The wolf’s nature as a predator makes it both a symbol of the warrior and the devil. The popular trope of the ”Big Bad Wolf” is a development of this while the identification of the warrior with the wolf through totemism gave rise to the notion of lycanthropy, the mythical or ritual identification of man and wolf.
In Proto-Indo-European mythology, the wolf was presumed to be associated with the warrior class, who would “transform into wolves” upon their initiation. In some northern European and Native American cultures, wolves were sometimes associated with witchcraft. In Norse mythology the volva (witch) Hyndla and the giantess Hyrrokin are both portrayed as using wolves as mounts, while in Navajo culture, wolves were feared as witches in wolf’s clothing. The Tsilhqot’in believed that contact with wolves could cause mental illness and death.
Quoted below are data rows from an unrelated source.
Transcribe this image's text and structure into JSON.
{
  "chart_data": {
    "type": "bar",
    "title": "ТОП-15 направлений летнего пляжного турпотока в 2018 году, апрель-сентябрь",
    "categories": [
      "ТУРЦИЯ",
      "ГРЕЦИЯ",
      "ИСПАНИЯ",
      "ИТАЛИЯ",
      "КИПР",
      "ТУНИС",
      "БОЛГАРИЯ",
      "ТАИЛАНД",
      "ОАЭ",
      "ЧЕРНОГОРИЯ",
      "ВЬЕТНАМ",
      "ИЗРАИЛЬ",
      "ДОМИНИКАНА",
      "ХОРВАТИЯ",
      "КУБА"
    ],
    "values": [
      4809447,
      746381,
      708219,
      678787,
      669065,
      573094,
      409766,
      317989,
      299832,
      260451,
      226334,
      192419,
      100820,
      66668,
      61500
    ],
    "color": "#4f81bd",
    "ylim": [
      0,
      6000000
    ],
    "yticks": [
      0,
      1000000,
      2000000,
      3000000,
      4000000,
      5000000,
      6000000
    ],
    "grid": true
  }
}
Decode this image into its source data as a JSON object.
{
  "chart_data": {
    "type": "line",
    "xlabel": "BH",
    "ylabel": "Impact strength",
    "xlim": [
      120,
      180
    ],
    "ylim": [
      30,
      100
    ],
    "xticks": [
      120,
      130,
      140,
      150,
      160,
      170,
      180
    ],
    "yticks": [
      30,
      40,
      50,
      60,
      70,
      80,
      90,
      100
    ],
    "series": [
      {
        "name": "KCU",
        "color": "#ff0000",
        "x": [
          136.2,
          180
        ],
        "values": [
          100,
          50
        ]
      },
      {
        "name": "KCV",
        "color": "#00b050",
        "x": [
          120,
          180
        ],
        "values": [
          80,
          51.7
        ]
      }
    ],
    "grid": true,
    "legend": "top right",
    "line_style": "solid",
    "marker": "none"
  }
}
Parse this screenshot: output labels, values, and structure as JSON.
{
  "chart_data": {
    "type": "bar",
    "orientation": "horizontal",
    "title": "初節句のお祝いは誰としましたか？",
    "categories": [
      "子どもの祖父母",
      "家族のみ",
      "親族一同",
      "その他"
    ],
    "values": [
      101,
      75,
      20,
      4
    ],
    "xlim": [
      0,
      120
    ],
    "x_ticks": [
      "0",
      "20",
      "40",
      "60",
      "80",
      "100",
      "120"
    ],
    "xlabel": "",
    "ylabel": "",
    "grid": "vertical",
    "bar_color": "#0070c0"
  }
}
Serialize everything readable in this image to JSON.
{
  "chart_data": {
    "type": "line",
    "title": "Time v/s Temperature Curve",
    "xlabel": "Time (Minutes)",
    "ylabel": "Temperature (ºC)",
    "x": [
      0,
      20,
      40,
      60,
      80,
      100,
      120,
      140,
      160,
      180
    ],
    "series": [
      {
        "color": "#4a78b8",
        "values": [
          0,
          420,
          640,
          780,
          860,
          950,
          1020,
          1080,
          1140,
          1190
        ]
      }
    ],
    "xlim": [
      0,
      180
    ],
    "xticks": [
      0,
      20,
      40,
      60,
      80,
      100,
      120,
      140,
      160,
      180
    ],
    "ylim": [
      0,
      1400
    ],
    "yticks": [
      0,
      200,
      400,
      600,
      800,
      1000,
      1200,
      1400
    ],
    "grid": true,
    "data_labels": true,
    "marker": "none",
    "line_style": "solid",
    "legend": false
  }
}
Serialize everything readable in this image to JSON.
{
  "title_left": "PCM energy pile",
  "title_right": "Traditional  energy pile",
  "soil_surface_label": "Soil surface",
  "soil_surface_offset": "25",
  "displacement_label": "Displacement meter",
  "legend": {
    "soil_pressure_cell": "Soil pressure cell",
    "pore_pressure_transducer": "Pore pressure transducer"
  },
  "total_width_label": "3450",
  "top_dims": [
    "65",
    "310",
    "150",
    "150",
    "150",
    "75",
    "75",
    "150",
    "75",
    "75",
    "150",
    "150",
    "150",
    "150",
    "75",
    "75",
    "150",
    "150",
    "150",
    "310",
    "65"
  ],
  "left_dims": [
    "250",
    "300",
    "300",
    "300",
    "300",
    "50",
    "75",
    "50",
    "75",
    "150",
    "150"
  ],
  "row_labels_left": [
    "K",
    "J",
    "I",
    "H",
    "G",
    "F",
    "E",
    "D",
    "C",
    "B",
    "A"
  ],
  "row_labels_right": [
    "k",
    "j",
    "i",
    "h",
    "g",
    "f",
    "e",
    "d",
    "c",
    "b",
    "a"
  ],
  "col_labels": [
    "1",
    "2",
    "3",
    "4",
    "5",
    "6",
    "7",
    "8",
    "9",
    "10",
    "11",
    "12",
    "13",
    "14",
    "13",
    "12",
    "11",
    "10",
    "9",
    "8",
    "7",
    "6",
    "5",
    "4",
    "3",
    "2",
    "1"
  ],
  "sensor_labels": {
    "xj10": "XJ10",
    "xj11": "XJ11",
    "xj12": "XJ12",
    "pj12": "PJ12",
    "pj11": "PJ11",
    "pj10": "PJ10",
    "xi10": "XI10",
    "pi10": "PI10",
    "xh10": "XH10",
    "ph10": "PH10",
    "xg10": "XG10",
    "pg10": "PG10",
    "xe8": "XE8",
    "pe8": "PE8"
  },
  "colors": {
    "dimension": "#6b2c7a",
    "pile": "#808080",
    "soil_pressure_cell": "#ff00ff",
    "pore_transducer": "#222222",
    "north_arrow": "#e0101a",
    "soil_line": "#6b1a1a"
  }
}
Norse mythology has at least three prominently malevolent wolves, in particular the giant Fenrir and his children, Sköll and Hati. Fenrir is bound by the gods, but is ultimately destined to grow too large for his bonds and devour Odin during the course of Ragnarok. Fenrir’s two offspring devour the sun and moon at Ragnarök. The wolves Geri and Freki, Odin’s faithful pets, were alluded to in the kenning “Vidrir’s hounds” in Helgakviða Hundingsbana I, verse 13, where it is related that they roam the field “greedy for the corpses of those who have fallen in battle”.
The warriors went to the trysting place of swords,
which they had appointed at Logafiöll.
Broken was Frodi’s peace between the foes:
Vidrir’s hounds went about the isle slaughter-greedy.
In Ancient Greece, mount Lykaion is a mountain in Arcadia where an altar of Zeus was located. It was the home of Pelasgus and his son Lycaon, who founded the ritual of Zeus practiced on its summit. This seems to have involved a human sacrifice, and a feast in which the man who received the portion of a human victim was changed to a wolf, as Lycaon had been after sacrificing a child. The sanctuary of Zeus played host to athletic games held every four years, the Lykaia.

In Rome, the she-wolf that nursed Romulus and Remus is commemorated in the last of the Cyzicene epigrams, and Ion mentions the wolf-hounds which were traditionally, responsible for the death of Euripides. Strato, on a certain disreputable occasion, compares himself to a wolf that finds a lamb standing at the door and waiting for him. As to its voracity, Diphilus, an early comic poet, calls the inhabitants of Argos wolves; Lucilius accuses one Gamus of having the appetite of five wolves.
A Baltic legend says that the establishment of the Lithuanian capital Vilnus began when the grand duke Gediminas dreamt of an iron wolf howling near the hill. Lithuanian goddess Medeina was described as a single, voluptuous and beautiful huntress who was unwilling to get married. She was depicted as a she-wolf with an escort of wolves.
The existence of a ritual that provides one with the ability to turn into a wolf. Such a transformation may be related either to lycantrhopy itself, a widespread phenomenon, but attested especially in the Balkans-Carpathian region, or a ritual imitation of the behavior and appearance of the wolf. Such a ritual was presumably a military initiation, potentially reserved to a secret brotherhood of warriors. To become formidable warriors they would assimilate behavior of the wolf, wearing wolf skins during the ritual. Traces related to wolves as a cult or as totems were found in this area since the Neolithic period, including the Vinča culture artifacts: wolf statues and fairly rudimentary figurines representing dancers with a wolf mask. The items could indicate warrior initiation rites, or ceremonies in which young people put on their seasonal wolf masks. The element of unity of beliefs about werewolves and lycanthropy exists in the magical-religious experience of mystical solidarity with the wolf by whatever means used to obtain it. But all have one original myth, a primary event.

Wolves were generally revered by Aboriginal Canadians that survived by hunting, but were thought little of by those that survived through agriculture. Some Alaska Natives including the Nunamiut of both northern and northwestern Alaska respected the wolf’s hunting skill and tried to emulate the wolf in order to hunt successfully. First Nations such as Naskapi as well as Squamish and Lil’wat view the wolf as a daytime hunting guide. The Naskapis believed that the caribou afterlife is guarded by giant wolves that kill careless hunters who venture too near. The Netsilik Inuit and Takanaluk-arnaluk believed that the sea-woman Nuliayuk’s home was guarded by wolves.
According to the Pawnee creation myth, the wolf was the first creature to experience death. The Wolf Star, enraged at not having been invited to attend a council on how the earth should be made, sent a wolf to steal the whirlwind bag of The storm that comes out of the west, which contained the first humans. Upon being freed from the bag, the humans killed the wolf, thus bringing death into the world. the “birth” and “death” of the Wolf Star (Sirius) was to them a reflection of the wolf’s coming and going down the path of the Milku Way known as Wolf Road.